Silvia Lefebvre D’Ovidio of the Maruzza Foundation explains that it is their “desire and hope to see the Charter flourish and be disseminated as broadly as possible globally, so that, in dialogues between diverse cultural experiences, the guiding principles of the Charter and the vision of a world in which access to CPC for every child and family affected by life-limiting and life-threatening illnesses is guaranteed.”
The charter describes spirituality as a dynamic and intrinsic aspect of humanity through which persons seek ultimate meaning, purpose, and transcendence, and experience relationship to self, family, others, community, society, nature, and the significant or sacred. It recognises spirituality as a universal domain and a need which demands the same attention and training in palliative care as physical or psychosocial domains, but which is currently considerably less developed.
The charter also states that within children’s palliative care spirituality should be set in the specific context of the child; a developing being whose understanding is constantly changing.
The following tenets are excerpts from the full text of the Charter which can be downloaded from the Maruzza Foundation website:
The Clinical Voice
- Children and families are partners in care.
- All those caring for seriously ill children and their families should hold basic competencies in children’s palliative care.
- Learning should be ongoing, involve reflective practice, regular assessment, and include supervision and self-care.
- Children’s palliative care can be achieved through access to compassionate and well-functioning interdisciplinary teams.
The Voice of Patients and Families
- Quality of life flows from the individual himself/herself; living life with his/her family and in his/her community or society and needs should be respected, regardless of the person’s condition, length of life or age.
- Dying with dignity means living one’s life with quality and dignity throughout its course, until its very end.
- Faith-based, religious and social organisations should recognise and support families and children when palliative care is the appropriate approach to care and treatment.
- They should facilitate the practical support which ill children and their families need in their everyday lives.
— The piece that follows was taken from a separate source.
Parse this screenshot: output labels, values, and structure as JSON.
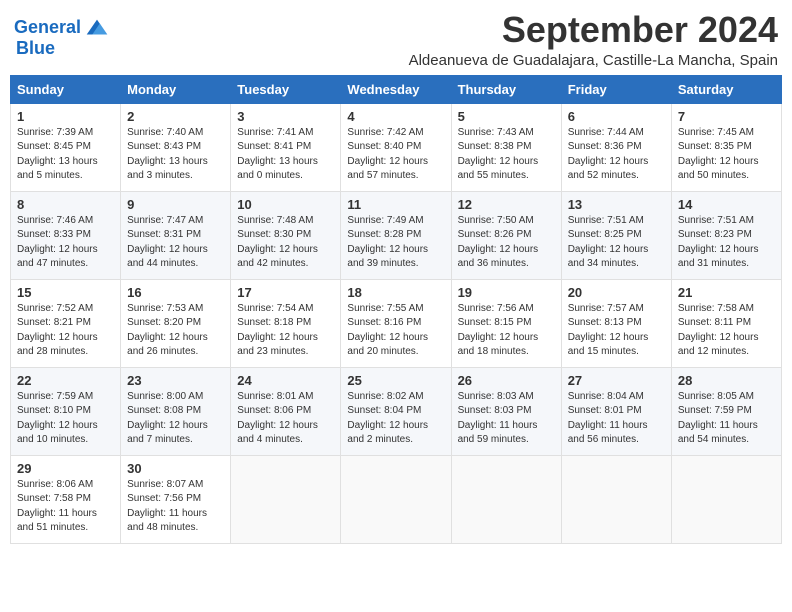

They should promote the inclusion of ill children in community, religious life and activities as well as develop an understanding of the ill child as a person like all others.
The Voice of the Child’s RIghts
- The right to palliative care for children, as well as for every human being with serious illness, is an integral part of the right to health. It flows from other core principles enshrined in international human rights law, especially in the United Nations Convention on the Rights of the Child.
- National governments need to facilitate the accessibility to affordable essential palliative care medicines for children and include paediatric formulations on their national medicines lists. Systemic and regulatory barriers should be eliminated.
- National governments should lead a concerted effort for continuing education of all relevant active health professionals in palliative care for children.
The Spiritual and Religious Voice
- The life and flourishing of every child at every stage and age are of intrinsic value.
- The aim of palliative care is to enable the seriously ill or dying child to live a dignified life.
- There are three levels at which faith leaders can contribute to the care of children. They can help care for the individual child, for example by constructively challenging understandings about the nature and value of child suffering. They can sensitise and educate the healthcare team to address issues in the spiritual domain. They can, and always should, influence the culture of their community and society.